We interviewed the director of the Signal Festival, Martin Pošta. How did he like this year’s festival? What role can art play in environmental issues and what plans does he have for the festival in the future? Find out in our interview.
The 9th edition of the Signal Festival has just taken place. What does Signal mean to you? How do you perceive it?
I see it as an important opportunity to shift people’s thinking, as a chance to conquer the city as my own playground for artworks for a few days, as a chance to promote or highlight social problems and issues through contemporary and digital art. But also as a huge responsibility and psychological burden.
What are you most pleased with about this year’s festival? What installation did you enjoy the most?
This year was specific as we had a minimum of international artists. But I was pleasantly surprised by Kateřina Blahutová’s Living Forest installation, I enjoyed the video mapping in Karlín Square, which showed a different approach to established principles, and the installation in the Planetarium about the devastation of the landscape was great.
What role do you think art and digital culture can play in environmental protection?
As I already mentioned – it’s about bringing awareness to the public, not just entertaining them, but communicating important information to festival goers through new forms of art.
Were environmental issues also taken into consideration when organising the festival? If so, how?

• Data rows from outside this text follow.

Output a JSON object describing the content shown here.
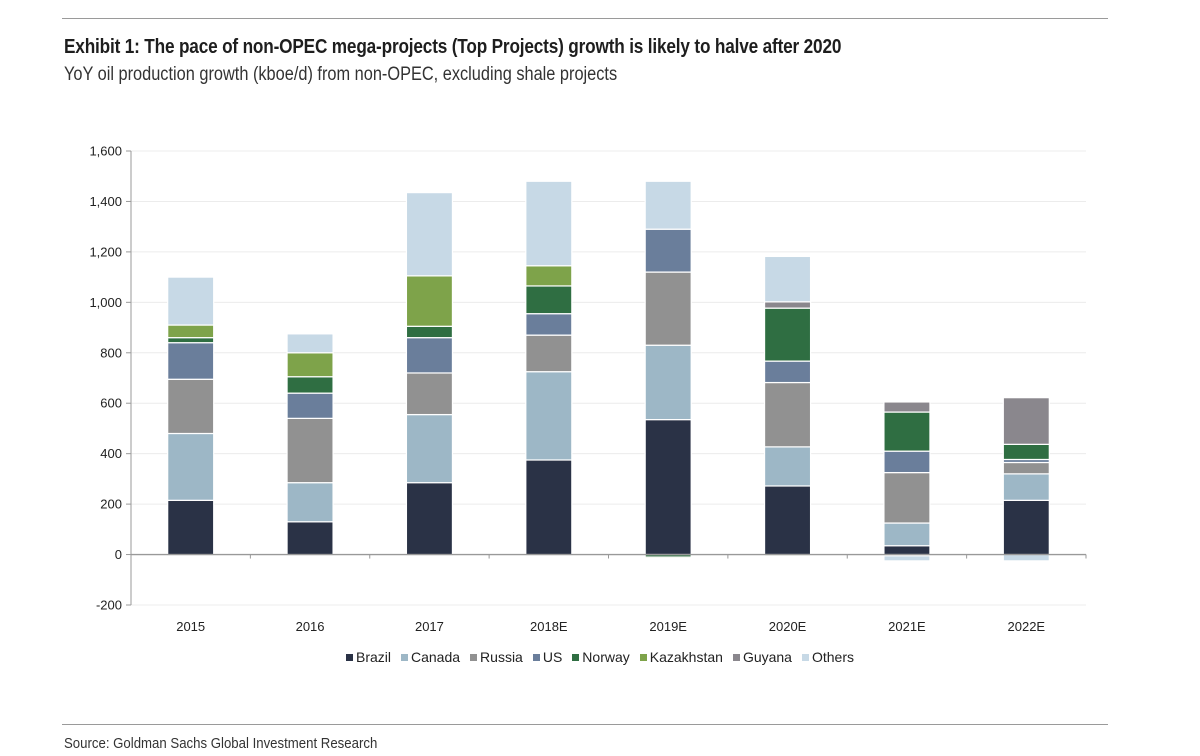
{
  "header": {
    "title": "Exhibit 1: The pace of non-OPEC mega-projects (Top Projects) growth is likely to halve after 2020",
    "subtitle": "YoY oil production growth (kboe/d) from non-OPEC, excluding shale projects"
  },
  "footer": {
    "source": "Source: Goldman Sachs Global Investment Research"
  },
  "chart_data": {
    "type": "bar",
    "stacked": true,
    "title": "Exhibit 1: The pace of non-OPEC mega-projects (Top Projects) growth is likely to halve after 2020",
    "subtitle": "YoY oil production growth (kboe/d) from non-OPEC, excluding shale projects",
    "xlabel": "",
    "ylabel": "",
    "ylim": [
      -200,
      1600
    ],
    "yticks": [
      -200,
      0,
      200,
      400,
      600,
      800,
      1000,
      1200,
      1400,
      1600
    ],
    "ytick_labels": [
      "-200",
      "0",
      "200",
      "400",
      "600",
      "800",
      "1,000",
      "1,200",
      "1,400",
      "1,600"
    ],
    "grid": true,
    "legend_position": "bottom",
    "categories": [
      "2015",
      "2016",
      "2017",
      "2018E",
      "2019E",
      "2020E",
      "2021E",
      "2022E"
    ],
    "series": [
      {
        "name": "Brazil",
        "color": "#2a3246",
        "values": [
          215,
          130,
          285,
          375,
          535,
          272,
          35,
          215
        ]
      },
      {
        "name": "Canada",
        "color": "#9db7c6",
        "values": [
          265,
          155,
          270,
          350,
          295,
          155,
          90,
          105
        ]
      },
      {
        "name": "Russia",
        "color": "#919191",
        "values": [
          215,
          255,
          165,
          145,
          290,
          255,
          200,
          45
        ]
      },
      {
        "name": "US",
        "color": "#6a7e9b",
        "values": [
          145,
          100,
          140,
          85,
          170,
          85,
          85,
          12
        ]
      },
      {
        "name": "Norway",
        "color": "#2f6e42",
        "values": [
          20,
          65,
          45,
          110,
          -10,
          210,
          155,
          60
        ]
      },
      {
        "name": "Kazakhstan",
        "color": "#7ea34a",
        "values": [
          50,
          95,
          200,
          80,
          -5,
          -5,
          -5,
          0
        ]
      },
      {
        "name": "Guyana",
        "color": "#8a878d",
        "values": [
          0,
          0,
          0,
          0,
          0,
          25,
          40,
          185
        ]
      },
      {
        "name": "Others",
        "color": "#c7d9e6",
        "values": [
          190,
          75,
          330,
          335,
          190,
          180,
          -20,
          -25
        ]
      }
    ]
  }
}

We commissioned an analysis from the Institute of Circular Economy on how we, as organisers, can play our part and what we can do about it. We found that the easiest burdens to eliminate in our case are catering and merch, which we decided to keep to an absolute minimum this year.

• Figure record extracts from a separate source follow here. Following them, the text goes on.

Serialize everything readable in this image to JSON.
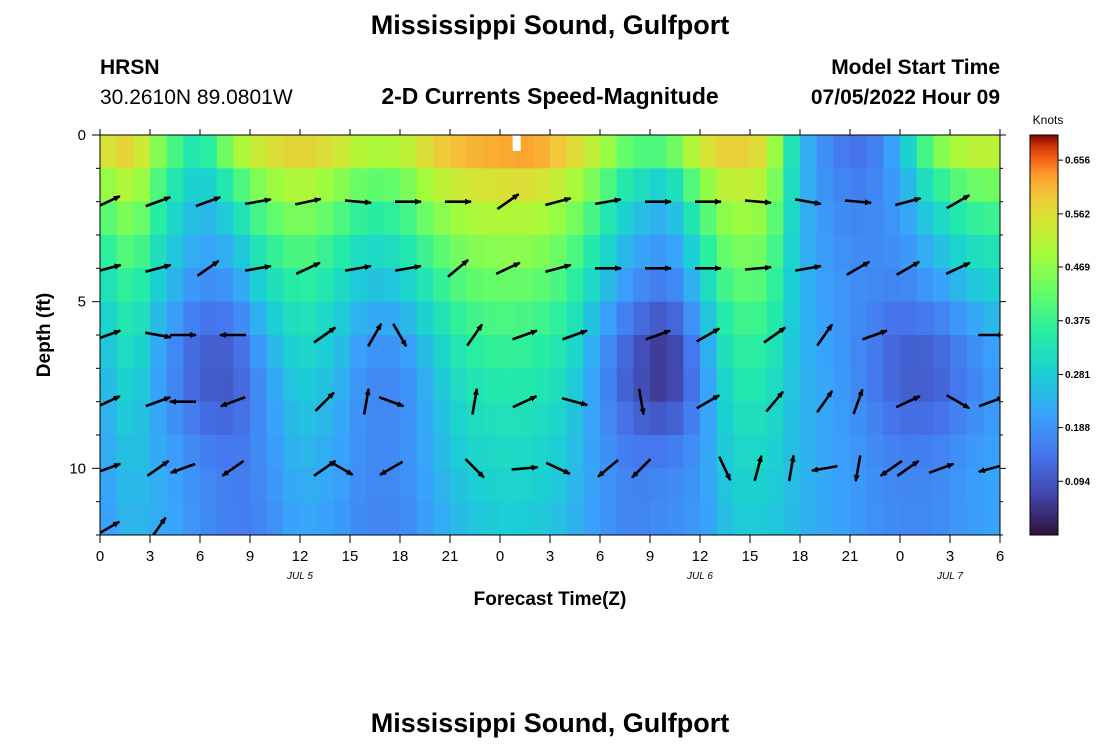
{
  "header": {
    "title": "Mississippi Sound, Gulfport",
    "station_code": "HRSN",
    "coordinates": "30.2610N  89.0801W",
    "subtitle": "2-D Currents Speed-Magnitude",
    "model_start_label": "Model Start Time",
    "model_start_value": "07/05/2022 Hour 09",
    "footer_title": "Mississippi Sound, Gulfport"
  },
  "chart_data": {
    "type": "heatmap",
    "title": "2-D Currents Speed-Magnitude",
    "xlabel": "Forecast Time(Z)",
    "ylabel": "Depth (ft)",
    "x_tick_labels": [
      "0",
      "3",
      "6",
      "9",
      "12",
      "15",
      "18",
      "21",
      "0",
      "3",
      "6",
      "9",
      "12",
      "15",
      "18",
      "21",
      "0",
      "3",
      "6"
    ],
    "date_labels": [
      {
        "text": "JUL 5",
        "at_hour": 12
      },
      {
        "text": "JUL 6",
        "at_hour": 36
      },
      {
        "text": "JUL 7",
        "at_hour": 51
      }
    ],
    "xlim": [
      0,
      54
    ],
    "y_tick_labels": [
      "0",
      "5",
      "10"
    ],
    "y_ticks": [
      0,
      5,
      10
    ],
    "ylim": [
      12,
      0
    ],
    "colorbar": {
      "units": "Knots",
      "ticks": [
        "0.094",
        "0.188",
        "0.281",
        "0.375",
        "0.469",
        "0.562",
        "0.656"
      ],
      "tick_values": [
        0.094,
        0.188,
        0.281,
        0.375,
        0.469,
        0.562,
        0.656
      ],
      "range": [
        0.0,
        0.7
      ]
    },
    "marker": {
      "hour": 25,
      "depth": 0.3,
      "color": "#ffffff"
    },
    "depths": [
      0.5,
      1.5,
      2.5,
      3.5,
      4.5,
      5.5,
      6.5,
      7.5,
      8.5,
      9.5,
      10.5,
      11.5
    ],
    "speed_profile": {
      "x": [
        0,
        2,
        4,
        6,
        8,
        10,
        12,
        14,
        16,
        18,
        20,
        22,
        24,
        26,
        28,
        30,
        32,
        34,
        36,
        38,
        40,
        42,
        44,
        46,
        48,
        50,
        52,
        54
      ],
      "surface": [
        0.6,
        0.62,
        0.45,
        0.35,
        0.55,
        0.6,
        0.62,
        0.6,
        0.55,
        0.55,
        0.62,
        0.64,
        0.65,
        0.66,
        0.62,
        0.55,
        0.45,
        0.5,
        0.6,
        0.62,
        0.58,
        0.25,
        0.15,
        0.12,
        0.25,
        0.5,
        0.58,
        0.56
      ],
      "bottom": [
        0.18,
        0.2,
        0.22,
        0.18,
        0.15,
        0.13,
        0.17,
        0.18,
        0.15,
        0.14,
        0.16,
        0.18,
        0.2,
        0.21,
        0.2,
        0.18,
        0.16,
        0.18,
        0.19,
        0.2,
        0.2,
        0.24,
        0.22,
        0.19,
        0.17,
        0.17,
        0.19,
        0.2
      ],
      "decay": [
        0.3,
        0.45,
        0.25,
        0.18,
        0.2,
        0.4,
        0.45,
        0.35,
        0.3,
        0.35,
        0.45,
        0.55,
        0.55,
        0.5,
        0.45,
        0.3,
        0.2,
        0.1,
        0.25,
        0.55,
        0.6,
        0.55,
        0.35,
        0.2,
        0.2,
        0.2,
        0.25,
        0.3
      ],
      "lowcore": [
        0.0,
        0.0,
        0.04,
        0.06,
        0.05,
        0.02,
        0.0,
        0.0,
        0.02,
        0.03,
        0.02,
        0.0,
        0.0,
        0.0,
        0.0,
        0.03,
        0.06,
        0.1,
        0.04,
        0.0,
        0.0,
        0.0,
        0.0,
        0.02,
        0.05,
        0.06,
        0.05,
        0.03
      ]
    },
    "vectors": [
      {
        "depth": 2,
        "hours": [
          0,
          3,
          6,
          9,
          12,
          15,
          18,
          21,
          24,
          27,
          30,
          33,
          36,
          39,
          42,
          45,
          48,
          51
        ],
        "angles": [
          -25,
          -20,
          -20,
          -10,
          -12,
          5,
          0,
          0,
          -35,
          -15,
          -10,
          0,
          0,
          5,
          10,
          5,
          -15,
          -30
        ]
      },
      {
        "depth": 4,
        "hours": [
          0,
          3,
          6,
          9,
          12,
          15,
          18,
          21,
          24,
          27,
          30,
          33,
          36,
          39,
          42,
          45,
          48,
          51
        ],
        "angles": [
          -15,
          -15,
          -35,
          -10,
          -25,
          -10,
          -10,
          -40,
          -25,
          -15,
          0,
          0,
          0,
          -5,
          -10,
          -30,
          -30,
          -25
        ]
      },
      {
        "depth": 6,
        "hours": [
          0,
          3,
          4.5,
          7.5,
          13,
          16,
          17.5,
          22,
          25,
          28,
          33,
          36,
          40,
          43,
          46,
          53
        ],
        "angles": [
          -20,
          10,
          0,
          180,
          -35,
          -60,
          60,
          -55,
          -20,
          -20,
          -20,
          -30,
          -35,
          -55,
          -20,
          0
        ]
      },
      {
        "depth": 8,
        "hours": [
          0,
          3,
          4.5,
          7.5,
          13,
          15.5,
          17,
          22,
          25,
          28,
          32,
          36,
          40,
          43,
          45,
          48,
          51,
          53
        ],
        "angles": [
          -25,
          -20,
          180,
          160,
          -45,
          -80,
          20,
          -80,
          -25,
          15,
          80,
          -30,
          -50,
          -55,
          -70,
          -25,
          30,
          -20
        ]
      },
      {
        "depth": 10,
        "hours": [
          0,
          3,
          4.5,
          7.5,
          13,
          14,
          17,
          22,
          25,
          27,
          30,
          32,
          37,
          39,
          41,
          43,
          45,
          47,
          48,
          50,
          53
        ],
        "angles": [
          -20,
          -35,
          160,
          145,
          -35,
          30,
          150,
          45,
          -5,
          25,
          140,
          135,
          65,
          -75,
          -80,
          170,
          100,
          145,
          -35,
          -20,
          165
        ]
      },
      {
        "depth": 11.8,
        "hours": [
          0,
          3
        ],
        "angles": [
          -30,
          -55
        ]
      }
    ]
  }
}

This year Signal came up with a new permanent augmented reality project. What gave you the idea to move Signal’s concept in this direction, why augmented reality?

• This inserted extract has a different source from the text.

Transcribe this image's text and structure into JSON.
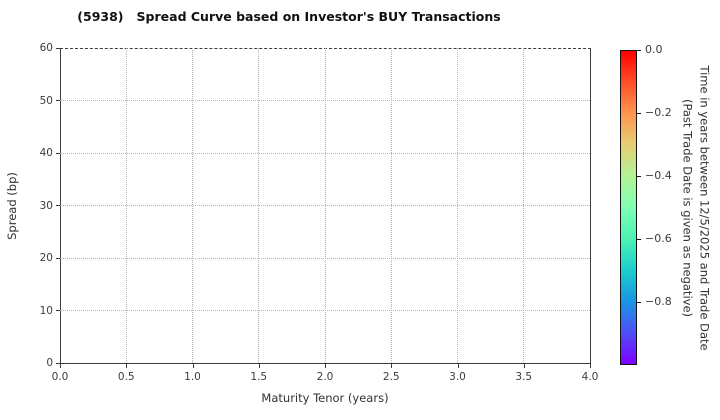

It wasn’t my idea, it was the idea of my colleagues in charge of the program. The idea behind it was a reaction to the corona pandemic. We were shut down last year a week before the festival due to covid, so we were looking for a method to deal with every possible situation that could arise in the event of a lockdown. In case the whole festival was banned, we would have something left over. However, we conceived of it more as an experiment to see what we could do with the technology.
Could augmented reality be seen as a kind of a vanguard of where Signal Festival will go next year?
This is something that’s not quite crystallized yet, but I’m sure Signal Festival will change. I don’t think augmented reality will necessarily be the backbone of it, because I think sharing experiences is the main idea of Signal Festival, but the question is who we are going to do it for and how many people we are going to do it for. Augmented reality will be a nice addition to what we’re doing, just another layer to our festival.